Парень уже не плакал – выл, страшно, однозвучно, протяжно. Как умирающий от тяжелой раны, обеспамятевший, забывший обо всем, кроме боли. Ссутулившиеся плечи колотило крупной дрожью.
– Вождь, – хмуро сказал Збой. – Не марайся. Не порти удачу, дозволь мне.
– Нет, Збой, – отозвался вождь Кромегость, не отрывая от Незды взгляда печальных глаз. – Это должен делать вождь. Сам. А вот меч и впрямь обижать не стану. Одолжи топор, если хочешь помочь.
Когда топорище чекана Збоя хлопнуло о ладонь вождя, Незда дернулся и, не разжимая век, взвыл пуще прежнего.
– Нет, неет, неееееет!!!
– Незда, – негромко сказал вождь Кромегость, и вой оборвался. – Хочешь совет?
Проводник молча трясся, не поднимая головы.

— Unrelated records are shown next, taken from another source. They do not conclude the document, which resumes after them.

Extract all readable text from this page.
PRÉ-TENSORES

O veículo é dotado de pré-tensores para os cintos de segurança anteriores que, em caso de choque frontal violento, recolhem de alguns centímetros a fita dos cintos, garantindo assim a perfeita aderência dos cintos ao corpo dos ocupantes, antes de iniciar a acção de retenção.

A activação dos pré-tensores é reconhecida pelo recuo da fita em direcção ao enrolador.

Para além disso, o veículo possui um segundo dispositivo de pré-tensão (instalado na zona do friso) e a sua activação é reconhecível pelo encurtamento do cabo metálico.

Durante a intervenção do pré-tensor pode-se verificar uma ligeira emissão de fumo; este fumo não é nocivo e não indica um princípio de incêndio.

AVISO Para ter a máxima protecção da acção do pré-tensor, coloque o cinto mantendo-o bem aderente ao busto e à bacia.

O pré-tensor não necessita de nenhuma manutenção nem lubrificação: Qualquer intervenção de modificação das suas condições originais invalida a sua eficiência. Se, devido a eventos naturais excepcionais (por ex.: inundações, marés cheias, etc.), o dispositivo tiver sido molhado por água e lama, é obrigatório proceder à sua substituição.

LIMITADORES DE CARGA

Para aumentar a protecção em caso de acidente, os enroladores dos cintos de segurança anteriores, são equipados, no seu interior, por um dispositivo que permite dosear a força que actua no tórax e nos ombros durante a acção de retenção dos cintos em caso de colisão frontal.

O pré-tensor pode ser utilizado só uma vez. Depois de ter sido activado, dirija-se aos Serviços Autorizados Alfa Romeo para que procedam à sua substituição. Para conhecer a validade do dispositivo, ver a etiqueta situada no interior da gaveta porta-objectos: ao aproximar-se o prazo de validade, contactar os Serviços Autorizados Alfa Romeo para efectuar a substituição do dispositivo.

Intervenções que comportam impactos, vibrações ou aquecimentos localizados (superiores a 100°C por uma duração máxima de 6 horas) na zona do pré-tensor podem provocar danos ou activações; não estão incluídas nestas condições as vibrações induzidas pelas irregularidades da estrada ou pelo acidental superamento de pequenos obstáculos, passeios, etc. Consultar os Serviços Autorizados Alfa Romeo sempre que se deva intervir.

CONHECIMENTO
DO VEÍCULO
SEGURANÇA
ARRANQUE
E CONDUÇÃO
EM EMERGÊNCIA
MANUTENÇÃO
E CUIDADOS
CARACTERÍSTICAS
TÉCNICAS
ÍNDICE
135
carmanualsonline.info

– Не закрывай глаз перед смертью, – тем же негромким голосом сказал вождь. – В следующей жизни родишься храбрей.
Незда заскулил слепым щенком, зажмурившись крепче прежнего.
Мечеславу было противно и страшно. Страшно не того, что сейчас сделает с этим… бывшим человеком вуй Кромегость. Страшно того, что кто-то уже сделал с ним. И хотелось, чтобы все скорее закончилось.
Чекан поднялся к солнечному небу и пошел вниз.
Но в самый последний миг перед ударом, перед тем, как на измятую траву еще один, последний в этот день, раз плеснуло вишнёвым, Незда сын Кукши вскинул белое, с прокушенною губой – кровь сочилась по подбородку – лицо и огромным усилием распахнул глаза.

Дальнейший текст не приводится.